The Golden Age of Immigration
By Bryan Caplan
The Gilded Age was no libertarian paradise, and it certainly had far lower per-capita GDP than the modern world. Nevertheless, the Gilded Age was awesome in many important ways. Above all, as Goldin, Cameron, and Balarajan explain in Exceptional People: How Migration Shaped Our World and Will Define Our Future, the world was never closer to the principle and practice of open borders:
Despite the erection of selective barriers to Chinese immigration to Australia, the United States, and Canada in the mid- to late nineteenth century, advocates for open migration remained influential. In 1889, the International Emigration Conference defended the freedom of movement as a natural right: “We affirm the right of the individual to the fundamental liberty accorded to him by every civilized nation to come and go and dispose of his person and his destinies as he pleases.” International migration may have been fiercely contested from some corners and for some people during the late nineteenth century – particularly the Chinese, and also southern Europeans and Slavs – but an ideology of economic openness and liberalism prevailed overall.

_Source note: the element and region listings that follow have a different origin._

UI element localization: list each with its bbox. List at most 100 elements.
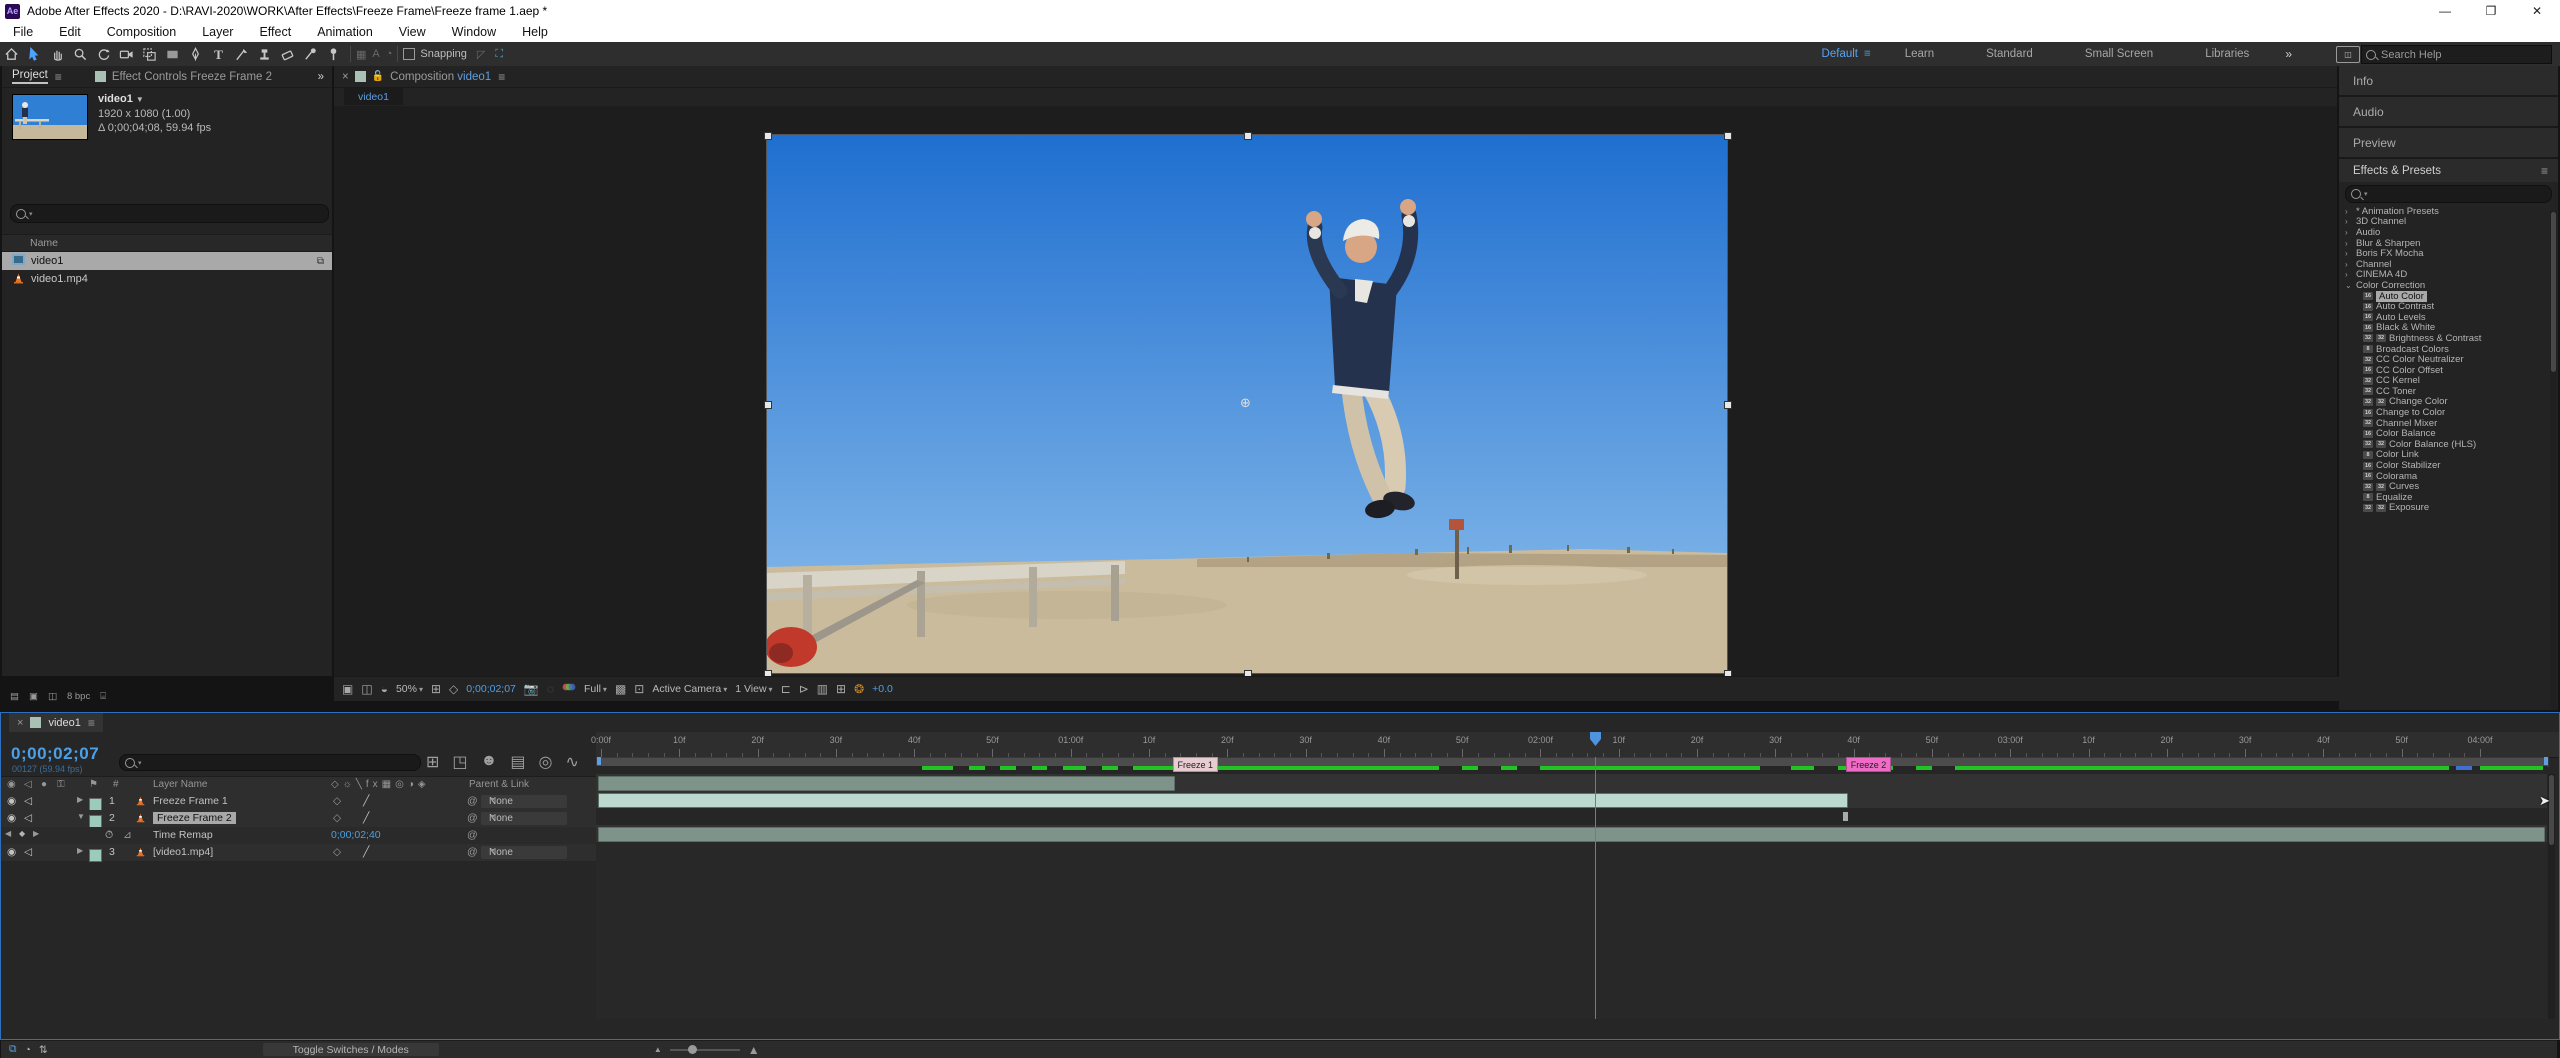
project-search-input[interactable]: ▾ [10,204,329,223]
snap-to-box-icon[interactable]: ⛶ [495,48,503,61]
stopwatch-icon[interactable]: ⏱ [105,829,113,842]
parent-dropdown[interactable]: None ▼ [481,846,567,859]
playhead-handle[interactable] [1590,732,1602,746]
new-folder-icon[interactable]: ▣ [29,691,38,702]
zoom-in-mountain-icon[interactable]: ▲ [748,1043,760,1057]
parent-dropdown[interactable]: None ▼ [481,795,567,808]
current-timecode[interactable]: 0;00;02;07 [11,744,99,764]
effect-item-autolevels[interactable]: 16 Auto Levels [2339,312,2558,323]
project-name-column-header[interactable]: Name [2,234,332,252]
layer-bar-1[interactable] [598,776,1175,791]
comp-mini-flowchart-icon[interactable]: ⊞ [426,752,439,772]
workspace-standard[interactable]: Standard [1960,48,2059,60]
effect-item-colorbalance[interactable]: 16 Color Balance [2339,428,2558,439]
menu-effect[interactable]: Effect [246,22,304,42]
speaker-icon[interactable]: ◁ [24,846,32,858]
graph-toggle-icon[interactable]: ⇅ [39,1044,48,1056]
speaker-icon[interactable]: ◁ [24,812,32,824]
track-row-1[interactable] [596,774,2547,792]
number-column-label[interactable]: # [113,779,119,790]
track-area[interactable] [596,774,2547,1019]
expander-down-icon[interactable]: ▼ [77,812,85,821]
viewer-tab-video1[interactable]: video1 [344,88,403,105]
home-tool[interactable] [0,44,23,64]
effects-scrollbar[interactable] [2550,210,2557,710]
layer-row-2[interactable]: ◉ ◁ ▼ 2 Freeze Frame 2 ◇ ╱ @ None ▼ [1,810,596,828]
layer-name[interactable]: Freeze Frame 2 [153,812,236,824]
effects-search-input[interactable]: ▾ [2345,185,2552,203]
effect-category-colorcorrection[interactable]: ⌄ Color Correction [2339,280,2558,291]
camera-dropdown[interactable]: Active Camera ▾ [652,683,727,695]
effect-category-animationpresets[interactable]: › * Animation Presets [2339,206,2558,217]
property-name[interactable]: Time Remap [153,829,213,841]
effect-item-curves[interactable]: 32 32 Curves [2339,481,2558,492]
tab-project[interactable]: Project [12,69,48,84]
selection-handle[interactable] [764,401,772,409]
chevron-right-icon[interactable]: › [2345,228,2353,237]
work-area-end-handle[interactable] [2544,757,2548,765]
collapse-switch-icon[interactable]: ◇ [333,812,341,824]
layer-name-column-label[interactable]: Layer Name [153,779,207,790]
selection-handle[interactable] [1244,132,1252,140]
quality-switch-icon[interactable]: ╱ [363,846,369,858]
timeline-search-input[interactable]: ▾ [119,754,421,771]
solo-column-icon[interactable]: ● [41,779,47,790]
effect-item-cckernel[interactable]: 32 CC Kernel [2339,375,2558,386]
chevron-right-icon[interactable]: › [2345,239,2353,248]
graph-editor-icon[interactable]: ∿ [565,752,578,772]
brush-tool[interactable] [230,44,253,64]
safe-margins-icon[interactable]: ⊞ [431,682,441,696]
timeline-scrollbar[interactable] [2548,774,2555,1019]
maximize-button[interactable]: ❐ [2468,0,2514,22]
chevron-right-icon[interactable]: › [2345,260,2353,269]
effects-panel-menu-icon[interactable]: ≡ [2541,164,2548,178]
effect-item-autocolor[interactable]: 16 Auto Color [2339,290,2558,302]
effect-category-borisfxmocha[interactable]: › Boris FX Mocha [2339,248,2558,259]
type-tool[interactable]: T [207,44,230,64]
flyout-arrow-icon[interactable]: ▼ [136,95,144,104]
selection-handle[interactable] [764,132,772,140]
composition-video-frame[interactable]: ⊕ [764,132,1732,678]
effect-item-colorbalancehls[interactable]: 32 32 Color Balance (HLS) [2339,439,2558,450]
reset-exposure-icon[interactable]: ❂ [854,682,864,696]
parent-dropdown[interactable]: None ▼ [481,812,567,825]
anchor-point-icon[interactable]: ⊕ [1240,395,1251,411]
minimize-button[interactable]: — [2422,0,2468,22]
hide-shy-icon[interactable]: ☻ [481,752,498,772]
puppet-pin-tool[interactable] [322,44,345,64]
rotate-tool[interactable] [92,44,115,64]
close-button[interactable]: ✕ [2514,0,2560,22]
menu-help[interactable]: Help [509,22,561,42]
snapshot-icon[interactable]: 📷 [524,682,539,696]
clone-stamp-tool[interactable] [253,44,276,64]
flowchart-icon[interactable]: ⊞ [836,682,846,696]
mask-path-icon[interactable]: ◇ [449,682,458,696]
lock-column-icon[interactable]: ⚿ [57,779,65,790]
new-comp-icon[interactable]: ◫ [48,691,57,702]
interpret-footage-icon[interactable]: ▤ [10,691,19,702]
eye-icon[interactable]: ◉ [7,846,16,858]
project-panel-menu-icon[interactable]: ≡ [55,70,62,84]
shape-tool[interactable] [161,44,184,64]
work-area-start-handle[interactable] [597,757,601,765]
help-search-input[interactable]: Search Help [2361,45,2552,64]
track-row-2[interactable] [596,791,2547,809]
effect-category-cinema4d[interactable]: › CINEMA 4D [2339,269,2558,280]
timeline-tab[interactable]: × video1 ≡ [9,713,103,732]
close-panel-icon[interactable]: × [342,71,349,83]
hand-tool[interactable] [46,44,69,64]
project-item-video1[interactable]: video1 ⧉ [2,252,332,270]
panel-overflow-chevron[interactable]: » [318,71,324,83]
parent-link-column-label[interactable]: Parent & Link [469,779,529,790]
pen-tool[interactable] [184,44,207,64]
resolution-dropdown[interactable]: Full ▾ [584,683,607,695]
speaker-icon[interactable]: ◁ [24,795,32,807]
bit-depth-label[interactable]: 8 bpc [67,691,90,702]
effect-category-3dchannel[interactable]: › 3D Channel [2339,216,2558,227]
preview-item-name[interactable]: video1 [98,93,133,105]
next-keyframe-icon[interactable]: ▶ [33,829,39,838]
timeline-button-icon[interactable]: ▥ [817,682,828,696]
channel-icon[interactable] [562,682,576,696]
snapping-checkbox[interactable] [403,48,416,60]
effect-item-exposure[interactable]: 32 32 Exposure [2339,502,2558,513]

Imagine – there was a time when elite opinion and public policy took free immigration seriously. All democracy did to tarnish this political miracle was scapegoat Asian immigrants, while leaving the doors open to not just Europe, but Latin America as well. Whatever its flaws, the Gilded Age was truly the Golden Age of Immigration. Libertarians – and anyone who cares about the genuinely poor – should give credit where credit is due.